Prisoners sentenced to death in the State of Oklahoma filed an action in federal court . .
Question:
Prisoners sentenced to death in the State of Oklahoma filed an action in federal court . . . contending that the method of execution now used by the State violates the Eighth Amendment because it creates an unacceptable risk of severe pain. They argue that midazolam, the first drug employed in the State’s current three-drug protocol, fails to render a person insensate to pain. After holding an evidentiary hearing, the District Court denied four prisoners’ application for a preliminary injunction, finding that they had failed to prove that midazolam is ineffective. The Court of Appeals for the Tenth Circuit affirmed and accepted the District Court’s finding of fact regarding midazolam’s efficacy For two independent reasons, we also affirm. First, the prisoners failed to identify a known and available alternative method of execution that entails a lesser risk of pain, a requirement of all Eighth Amendment method-of-execution claims. Second, the District Court did not commit clear error when it found that the prisoners failed to establish that Oklahoma’s use of a massive dose of midazolam in its execution protocol entails a substantial risk of severe pain.

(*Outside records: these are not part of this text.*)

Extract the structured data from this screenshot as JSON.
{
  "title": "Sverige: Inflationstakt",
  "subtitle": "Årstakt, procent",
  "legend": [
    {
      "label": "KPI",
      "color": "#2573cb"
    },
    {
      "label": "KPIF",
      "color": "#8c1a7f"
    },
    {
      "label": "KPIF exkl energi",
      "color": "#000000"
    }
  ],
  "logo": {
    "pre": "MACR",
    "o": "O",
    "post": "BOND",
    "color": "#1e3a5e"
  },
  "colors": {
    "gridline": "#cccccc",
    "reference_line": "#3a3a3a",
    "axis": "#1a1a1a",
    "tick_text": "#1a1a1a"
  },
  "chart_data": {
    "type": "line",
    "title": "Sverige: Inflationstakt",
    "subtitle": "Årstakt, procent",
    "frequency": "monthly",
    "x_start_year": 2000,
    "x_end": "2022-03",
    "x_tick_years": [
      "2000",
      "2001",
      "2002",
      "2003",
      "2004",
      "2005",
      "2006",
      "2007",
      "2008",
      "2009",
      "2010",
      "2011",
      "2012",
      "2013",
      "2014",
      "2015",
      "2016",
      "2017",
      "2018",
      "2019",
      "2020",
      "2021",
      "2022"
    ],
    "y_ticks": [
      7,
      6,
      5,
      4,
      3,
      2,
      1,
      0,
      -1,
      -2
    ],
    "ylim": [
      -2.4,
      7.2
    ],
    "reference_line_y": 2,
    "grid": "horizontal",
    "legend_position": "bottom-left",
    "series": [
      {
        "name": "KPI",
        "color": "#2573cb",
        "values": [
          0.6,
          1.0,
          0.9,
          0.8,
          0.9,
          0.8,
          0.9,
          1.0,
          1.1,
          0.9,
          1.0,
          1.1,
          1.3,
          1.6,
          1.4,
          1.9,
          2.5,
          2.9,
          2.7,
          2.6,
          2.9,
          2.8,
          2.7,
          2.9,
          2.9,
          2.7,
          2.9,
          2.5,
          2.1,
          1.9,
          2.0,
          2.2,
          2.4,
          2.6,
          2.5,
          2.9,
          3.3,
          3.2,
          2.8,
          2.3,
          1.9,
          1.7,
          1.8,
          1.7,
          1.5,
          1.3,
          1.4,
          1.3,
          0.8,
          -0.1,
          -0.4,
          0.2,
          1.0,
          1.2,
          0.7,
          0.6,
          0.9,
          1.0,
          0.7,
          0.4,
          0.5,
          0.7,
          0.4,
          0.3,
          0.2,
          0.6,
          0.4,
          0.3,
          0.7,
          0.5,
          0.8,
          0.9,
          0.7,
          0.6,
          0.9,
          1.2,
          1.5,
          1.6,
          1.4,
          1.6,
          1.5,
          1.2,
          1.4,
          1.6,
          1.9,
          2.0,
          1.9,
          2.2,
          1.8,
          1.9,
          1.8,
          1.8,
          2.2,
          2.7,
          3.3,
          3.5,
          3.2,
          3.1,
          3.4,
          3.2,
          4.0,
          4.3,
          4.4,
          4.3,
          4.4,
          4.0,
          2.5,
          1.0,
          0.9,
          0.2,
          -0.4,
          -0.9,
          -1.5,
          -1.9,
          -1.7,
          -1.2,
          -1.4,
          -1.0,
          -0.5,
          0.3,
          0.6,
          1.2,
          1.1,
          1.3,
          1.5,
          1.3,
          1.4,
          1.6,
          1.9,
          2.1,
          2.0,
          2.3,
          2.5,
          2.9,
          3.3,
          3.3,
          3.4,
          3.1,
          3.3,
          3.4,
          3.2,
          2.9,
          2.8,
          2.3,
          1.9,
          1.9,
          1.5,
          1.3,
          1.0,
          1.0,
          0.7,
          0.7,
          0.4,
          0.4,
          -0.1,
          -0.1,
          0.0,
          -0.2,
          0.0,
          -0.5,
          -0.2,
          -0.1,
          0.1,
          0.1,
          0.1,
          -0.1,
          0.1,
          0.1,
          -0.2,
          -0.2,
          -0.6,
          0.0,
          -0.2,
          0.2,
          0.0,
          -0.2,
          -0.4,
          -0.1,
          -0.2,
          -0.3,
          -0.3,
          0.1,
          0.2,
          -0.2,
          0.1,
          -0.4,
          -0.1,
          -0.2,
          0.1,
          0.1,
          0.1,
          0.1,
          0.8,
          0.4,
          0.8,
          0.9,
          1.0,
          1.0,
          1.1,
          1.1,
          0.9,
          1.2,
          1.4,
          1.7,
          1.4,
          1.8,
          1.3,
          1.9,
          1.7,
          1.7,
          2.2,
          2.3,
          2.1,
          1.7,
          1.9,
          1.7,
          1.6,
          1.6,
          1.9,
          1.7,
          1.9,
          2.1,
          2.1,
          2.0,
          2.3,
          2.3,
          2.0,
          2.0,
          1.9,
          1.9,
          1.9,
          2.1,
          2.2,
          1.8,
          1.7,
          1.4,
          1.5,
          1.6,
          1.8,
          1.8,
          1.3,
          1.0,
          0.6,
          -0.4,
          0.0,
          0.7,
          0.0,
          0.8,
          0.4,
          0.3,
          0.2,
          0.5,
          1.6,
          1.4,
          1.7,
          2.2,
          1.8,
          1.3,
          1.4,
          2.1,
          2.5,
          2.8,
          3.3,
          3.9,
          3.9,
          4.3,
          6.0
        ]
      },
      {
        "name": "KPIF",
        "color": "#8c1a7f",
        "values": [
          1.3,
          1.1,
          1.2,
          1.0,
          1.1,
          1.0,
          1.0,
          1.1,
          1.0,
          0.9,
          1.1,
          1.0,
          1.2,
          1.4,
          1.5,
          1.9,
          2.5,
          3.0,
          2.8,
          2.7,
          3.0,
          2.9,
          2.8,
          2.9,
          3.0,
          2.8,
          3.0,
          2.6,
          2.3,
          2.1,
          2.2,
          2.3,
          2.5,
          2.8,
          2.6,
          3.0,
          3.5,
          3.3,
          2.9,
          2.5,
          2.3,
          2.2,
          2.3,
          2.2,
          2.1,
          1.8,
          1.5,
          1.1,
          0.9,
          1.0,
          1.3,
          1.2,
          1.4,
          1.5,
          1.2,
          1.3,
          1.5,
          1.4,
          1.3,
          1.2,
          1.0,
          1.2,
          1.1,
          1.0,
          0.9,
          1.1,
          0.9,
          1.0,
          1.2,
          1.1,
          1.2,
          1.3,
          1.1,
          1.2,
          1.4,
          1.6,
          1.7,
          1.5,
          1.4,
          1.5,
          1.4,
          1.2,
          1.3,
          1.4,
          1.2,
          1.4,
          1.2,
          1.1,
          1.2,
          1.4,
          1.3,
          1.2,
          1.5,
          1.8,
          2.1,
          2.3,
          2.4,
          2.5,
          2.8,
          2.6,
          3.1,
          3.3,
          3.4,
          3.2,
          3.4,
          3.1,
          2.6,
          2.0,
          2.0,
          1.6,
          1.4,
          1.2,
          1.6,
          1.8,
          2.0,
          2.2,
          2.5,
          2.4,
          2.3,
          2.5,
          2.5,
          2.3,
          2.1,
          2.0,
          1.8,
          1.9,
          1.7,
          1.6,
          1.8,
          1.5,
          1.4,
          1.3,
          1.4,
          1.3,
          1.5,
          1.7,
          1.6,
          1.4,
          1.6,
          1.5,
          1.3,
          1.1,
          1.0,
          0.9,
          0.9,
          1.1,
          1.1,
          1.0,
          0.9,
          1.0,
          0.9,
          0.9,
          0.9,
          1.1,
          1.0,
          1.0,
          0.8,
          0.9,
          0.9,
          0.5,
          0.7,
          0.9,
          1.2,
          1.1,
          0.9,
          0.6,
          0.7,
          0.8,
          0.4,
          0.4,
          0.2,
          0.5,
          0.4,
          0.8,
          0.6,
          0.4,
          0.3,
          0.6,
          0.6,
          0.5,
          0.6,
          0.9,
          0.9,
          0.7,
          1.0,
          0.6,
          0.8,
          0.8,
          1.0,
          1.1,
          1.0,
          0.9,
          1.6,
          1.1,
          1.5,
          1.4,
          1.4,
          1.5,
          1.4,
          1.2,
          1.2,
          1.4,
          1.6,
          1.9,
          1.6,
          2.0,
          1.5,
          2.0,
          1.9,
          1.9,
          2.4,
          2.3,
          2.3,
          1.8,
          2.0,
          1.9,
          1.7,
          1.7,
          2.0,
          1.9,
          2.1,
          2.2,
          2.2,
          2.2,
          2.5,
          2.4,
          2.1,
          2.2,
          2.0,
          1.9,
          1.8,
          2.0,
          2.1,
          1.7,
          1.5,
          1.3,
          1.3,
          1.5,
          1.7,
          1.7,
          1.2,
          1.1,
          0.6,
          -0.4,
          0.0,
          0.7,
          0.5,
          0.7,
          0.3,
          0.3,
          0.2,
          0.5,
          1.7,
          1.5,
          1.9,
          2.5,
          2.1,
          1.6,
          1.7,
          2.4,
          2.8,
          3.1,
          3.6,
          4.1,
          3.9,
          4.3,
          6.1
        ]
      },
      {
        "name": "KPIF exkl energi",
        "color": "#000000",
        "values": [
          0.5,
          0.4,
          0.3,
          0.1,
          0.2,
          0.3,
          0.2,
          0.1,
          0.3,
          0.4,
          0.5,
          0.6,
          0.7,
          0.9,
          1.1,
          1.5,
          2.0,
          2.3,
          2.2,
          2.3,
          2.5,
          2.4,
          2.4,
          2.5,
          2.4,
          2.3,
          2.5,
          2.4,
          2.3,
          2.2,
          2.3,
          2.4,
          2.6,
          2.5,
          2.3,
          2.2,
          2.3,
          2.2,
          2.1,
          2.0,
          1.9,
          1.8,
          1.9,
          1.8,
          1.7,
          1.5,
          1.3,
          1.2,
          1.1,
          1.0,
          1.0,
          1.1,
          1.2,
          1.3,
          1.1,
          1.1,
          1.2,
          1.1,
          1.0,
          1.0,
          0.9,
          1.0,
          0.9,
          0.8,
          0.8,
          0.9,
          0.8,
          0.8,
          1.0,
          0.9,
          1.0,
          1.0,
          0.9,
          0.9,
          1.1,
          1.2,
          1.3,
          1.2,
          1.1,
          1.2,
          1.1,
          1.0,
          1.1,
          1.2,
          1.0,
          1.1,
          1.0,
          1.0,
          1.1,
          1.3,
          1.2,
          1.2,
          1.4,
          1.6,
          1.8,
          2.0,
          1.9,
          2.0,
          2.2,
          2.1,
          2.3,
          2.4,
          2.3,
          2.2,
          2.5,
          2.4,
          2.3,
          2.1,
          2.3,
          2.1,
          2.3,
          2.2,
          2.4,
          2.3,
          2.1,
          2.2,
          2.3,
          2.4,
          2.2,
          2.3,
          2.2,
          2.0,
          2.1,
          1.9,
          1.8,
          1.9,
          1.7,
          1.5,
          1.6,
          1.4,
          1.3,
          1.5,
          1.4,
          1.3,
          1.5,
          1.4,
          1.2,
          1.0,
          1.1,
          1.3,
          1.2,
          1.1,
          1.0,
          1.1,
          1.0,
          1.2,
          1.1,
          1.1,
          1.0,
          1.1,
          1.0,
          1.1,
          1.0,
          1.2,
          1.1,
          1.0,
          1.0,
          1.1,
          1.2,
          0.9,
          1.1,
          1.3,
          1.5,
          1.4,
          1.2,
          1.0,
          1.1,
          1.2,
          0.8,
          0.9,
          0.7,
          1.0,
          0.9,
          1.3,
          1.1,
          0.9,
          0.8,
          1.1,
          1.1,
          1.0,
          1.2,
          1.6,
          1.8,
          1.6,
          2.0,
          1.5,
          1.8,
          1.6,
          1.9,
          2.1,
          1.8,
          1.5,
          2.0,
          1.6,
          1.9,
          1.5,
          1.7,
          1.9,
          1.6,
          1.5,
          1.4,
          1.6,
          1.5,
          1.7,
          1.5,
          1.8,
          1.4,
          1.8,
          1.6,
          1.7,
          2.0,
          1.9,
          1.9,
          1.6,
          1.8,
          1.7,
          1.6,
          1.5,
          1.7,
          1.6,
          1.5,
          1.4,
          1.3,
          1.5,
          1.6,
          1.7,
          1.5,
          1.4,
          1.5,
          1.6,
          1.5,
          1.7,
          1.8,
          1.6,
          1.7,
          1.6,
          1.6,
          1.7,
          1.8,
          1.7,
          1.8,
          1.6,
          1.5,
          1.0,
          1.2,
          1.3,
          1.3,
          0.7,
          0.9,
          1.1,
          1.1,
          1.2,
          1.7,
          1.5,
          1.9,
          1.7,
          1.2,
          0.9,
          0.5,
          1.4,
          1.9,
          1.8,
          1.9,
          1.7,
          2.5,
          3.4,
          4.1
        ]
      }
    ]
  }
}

*** While methods of execution have changed over the years, “[t]his Court has never invalidated a State’s chosen procedure for carrying out a sentence of death as the infliction of cruel and unusual punishment.” In Wilkerson v. Utah (1879), the Court upheld a sentence of death by firing squad. In, In re Kemmler the Court rejected a challenge to the use of the electric chair. And the Court did not retreat from that holding even when presented with a case in which a State’s initial attempt to execute a prisoner by electrocution was unsuccessful. Most recently, in Baze, seven Justices agreed that the three-drug protocol . . . does not violate the Eighth Amendment.
*** Our first ground for affirmance is based on petitioners’
failure to satisfy their burden of establishing that any risk of harm was substantial when compared to a known and available alternative method of execution. In their amended complaint, petitioners proffered that the State could use sodium thiopental as part of a single-drug protocol. They have since suggested that it might also be constitutional for Oklahoma to use pentobarbital. But the District Court found that both sodium thiopental and pentobarbital are now unavailable to Oklahoma’s Department of Corrections. The Court of Appeals affirmed that finding, and it is not clearly erroneous. On the contrary, the record shows that Oklahoma has been unable to procure those drugs despite a good-faith effort to do so.
Questions:
1. Explain the defendants’ legal argument in regard to their death sentences.
2. What test is the court applying in evaluating the defendants’ arguments?
3. Why did Justice Breyer and Justice Ginsburg dissent? Explain their position.